Bild: © picture alliance / ZUMA Press
Aufarbeitung? Mangelhaft. Transparenz? Mangelhaft. Eine gemeinsame Großrecherche von US-Zeitungen stellt den Bischöfen des Landes ein denkbar schlechtes Zeugnis im Umgang mit Missbrauch aus. So reagieren die Erzbischöfe Chaput und O’Malley.

katholisch.de

Die US-Zeitungen „Boston Globe“ und „Philadelphia Inquirer“ erhöhen den Druck auf die katholische Kirche zur Aufklärung ihrer Missbrauchsskandale. In gleichlautenden Leitartikeln (Sonntag Ortszeit) werfen sie den US-Bischöfen vor, eigenes Fehlverhalten nicht ausreichend offenzulegen.

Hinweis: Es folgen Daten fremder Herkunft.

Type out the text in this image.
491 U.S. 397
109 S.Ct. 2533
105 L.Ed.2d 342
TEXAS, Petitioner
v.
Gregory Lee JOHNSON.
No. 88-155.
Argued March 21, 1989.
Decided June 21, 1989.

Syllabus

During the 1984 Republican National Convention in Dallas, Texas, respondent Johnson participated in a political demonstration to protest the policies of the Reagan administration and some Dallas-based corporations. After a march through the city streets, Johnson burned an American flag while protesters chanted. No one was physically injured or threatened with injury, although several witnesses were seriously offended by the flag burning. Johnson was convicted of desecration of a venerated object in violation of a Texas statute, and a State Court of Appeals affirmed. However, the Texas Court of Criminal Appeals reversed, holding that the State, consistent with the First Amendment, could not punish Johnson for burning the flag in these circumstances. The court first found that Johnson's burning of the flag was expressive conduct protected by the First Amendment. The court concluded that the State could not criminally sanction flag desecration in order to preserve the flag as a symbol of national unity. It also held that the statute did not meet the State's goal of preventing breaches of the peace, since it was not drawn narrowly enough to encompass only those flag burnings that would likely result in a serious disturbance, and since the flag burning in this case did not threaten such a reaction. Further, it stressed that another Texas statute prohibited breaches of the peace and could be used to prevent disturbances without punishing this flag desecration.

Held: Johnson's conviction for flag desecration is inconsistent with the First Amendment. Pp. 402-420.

Nach einer gemeinsamen Großrecherche veröffentlichten beide Zeitungen einen fast 6.000 Wörter umfassenden Artikel. Er kommt zu dem Ergebnis, dass seit der Aufdeckung des Skandals 2002 in Boston die katholischen Kirchenoberen ihrem selbst verordneten Transparenz– und Aufklärungsgebot nicht umfassend nachgekommen seien. In dem Recherchebeitrag werden keine neuen Missbrauchsfälle genannt. Er dokumentiert bekannte Fälle und geht dem Umgang noch amtierender und pensionierter Bischöfe damit nach.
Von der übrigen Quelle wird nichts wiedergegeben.